Fahaadh Faasil plays the role of Manoj Kumar, an official at the Indian embassy in Iraq, who tries to help the stranded Indians who don't know which way to turn and whom to trust. His soulful eyes and understated performance complement the storytelling - there are only so many things you can do when essaying the role of a rescuer who doesn't ever lift a gun but Fahaadh makes himself effective.
Some of the portions in the latter half of the film are reminiscent of Bollywood's Airlift which was on the Gulf War - Prakash Belawadi who played an annoying Malayali in the film is also part of the cast of Take Off though he's on the other side of the table (he plays a government official) in this one. However, unlike the Akshay Kumar-starrer which eventually became a one-man army story, Take Off does not fall back on bravado to keep us invested.

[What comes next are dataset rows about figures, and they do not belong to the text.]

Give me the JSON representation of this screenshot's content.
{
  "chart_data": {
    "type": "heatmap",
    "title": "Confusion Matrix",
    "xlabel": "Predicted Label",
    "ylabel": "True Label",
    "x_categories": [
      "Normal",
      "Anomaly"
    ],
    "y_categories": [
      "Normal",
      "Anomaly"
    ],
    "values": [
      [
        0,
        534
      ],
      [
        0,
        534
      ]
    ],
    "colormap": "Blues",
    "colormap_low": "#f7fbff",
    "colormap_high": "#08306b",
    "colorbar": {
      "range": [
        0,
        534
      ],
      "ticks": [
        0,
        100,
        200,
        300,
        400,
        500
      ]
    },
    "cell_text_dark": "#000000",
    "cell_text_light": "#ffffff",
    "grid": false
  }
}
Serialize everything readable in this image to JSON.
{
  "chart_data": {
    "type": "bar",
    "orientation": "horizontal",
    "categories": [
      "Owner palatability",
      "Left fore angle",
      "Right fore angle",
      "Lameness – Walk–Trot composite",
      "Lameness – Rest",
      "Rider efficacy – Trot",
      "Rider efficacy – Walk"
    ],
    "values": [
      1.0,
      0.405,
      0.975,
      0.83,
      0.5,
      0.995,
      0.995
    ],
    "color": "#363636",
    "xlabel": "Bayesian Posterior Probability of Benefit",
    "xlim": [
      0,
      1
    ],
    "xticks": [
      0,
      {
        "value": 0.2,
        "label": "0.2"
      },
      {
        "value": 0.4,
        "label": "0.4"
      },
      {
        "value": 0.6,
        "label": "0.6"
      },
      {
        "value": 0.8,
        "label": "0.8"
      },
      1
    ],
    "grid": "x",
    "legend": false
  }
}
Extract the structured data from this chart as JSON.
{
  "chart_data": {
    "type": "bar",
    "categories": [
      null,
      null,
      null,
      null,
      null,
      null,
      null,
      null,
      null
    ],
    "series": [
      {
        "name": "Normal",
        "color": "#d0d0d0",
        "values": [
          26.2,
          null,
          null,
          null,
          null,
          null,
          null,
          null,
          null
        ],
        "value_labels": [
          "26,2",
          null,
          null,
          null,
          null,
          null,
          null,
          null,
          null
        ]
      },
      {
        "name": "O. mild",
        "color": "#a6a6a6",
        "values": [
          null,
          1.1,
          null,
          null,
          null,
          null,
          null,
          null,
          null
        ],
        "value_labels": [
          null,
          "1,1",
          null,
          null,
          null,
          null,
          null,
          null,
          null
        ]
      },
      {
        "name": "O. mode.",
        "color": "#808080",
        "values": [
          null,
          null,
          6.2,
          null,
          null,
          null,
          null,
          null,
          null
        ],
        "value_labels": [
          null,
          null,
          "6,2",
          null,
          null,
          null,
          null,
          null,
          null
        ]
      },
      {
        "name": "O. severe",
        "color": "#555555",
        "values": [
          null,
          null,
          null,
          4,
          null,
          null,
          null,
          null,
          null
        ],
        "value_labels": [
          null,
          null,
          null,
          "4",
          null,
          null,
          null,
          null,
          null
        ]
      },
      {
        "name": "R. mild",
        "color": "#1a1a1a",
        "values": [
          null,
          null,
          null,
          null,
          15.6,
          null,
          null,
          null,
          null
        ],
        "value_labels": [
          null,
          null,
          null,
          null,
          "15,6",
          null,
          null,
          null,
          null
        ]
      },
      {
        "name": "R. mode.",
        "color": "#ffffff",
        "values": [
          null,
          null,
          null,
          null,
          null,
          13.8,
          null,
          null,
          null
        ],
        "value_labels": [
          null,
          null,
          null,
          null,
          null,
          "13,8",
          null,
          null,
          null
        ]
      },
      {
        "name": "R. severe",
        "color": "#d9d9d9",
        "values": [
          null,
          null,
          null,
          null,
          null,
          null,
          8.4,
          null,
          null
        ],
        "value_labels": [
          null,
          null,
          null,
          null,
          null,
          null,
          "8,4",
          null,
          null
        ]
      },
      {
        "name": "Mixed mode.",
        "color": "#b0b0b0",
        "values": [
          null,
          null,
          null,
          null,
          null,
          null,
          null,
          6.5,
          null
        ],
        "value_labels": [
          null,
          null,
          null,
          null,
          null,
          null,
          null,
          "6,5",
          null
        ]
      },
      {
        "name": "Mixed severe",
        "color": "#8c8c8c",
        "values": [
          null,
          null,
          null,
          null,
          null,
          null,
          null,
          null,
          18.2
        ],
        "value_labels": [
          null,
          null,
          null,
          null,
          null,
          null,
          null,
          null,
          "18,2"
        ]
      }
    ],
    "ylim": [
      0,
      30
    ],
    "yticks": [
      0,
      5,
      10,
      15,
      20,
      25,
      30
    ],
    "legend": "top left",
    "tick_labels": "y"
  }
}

Like Gadhamma which brought to us an unsavoury immigrant story, far removed from the happy ones of success that we like to read about, Take Off, too urges us to think about the many Indians who struggle for their livelihood in hard circumstances and alien countries. In the heart of the ISIS camp, Shaheed even finds a fellow Malayali, a terrorist run away from Kerala, and the two develop a gossamer thin bond - their linguistic and cultural identity bringing them together though their ideologies couldn't be more different.
As with any film on terrorism that gets made these days, there's enough emphasis on the fact that not all Muslims speak the language of violence. Some like Viswaroopam beat us with it (though poor Kamal Haasan still got into a politically motivated controversy over it) and some like Take Off convey it through a lot more subtle storytelling.
Though the background score falls to the cliched Arabic-sounding music every now and then to remind us of where the characters are, it largely works to build fear and dread in our minds as the film progresses.
With excellent performances and intelligent direction, Take Off is a must-watch.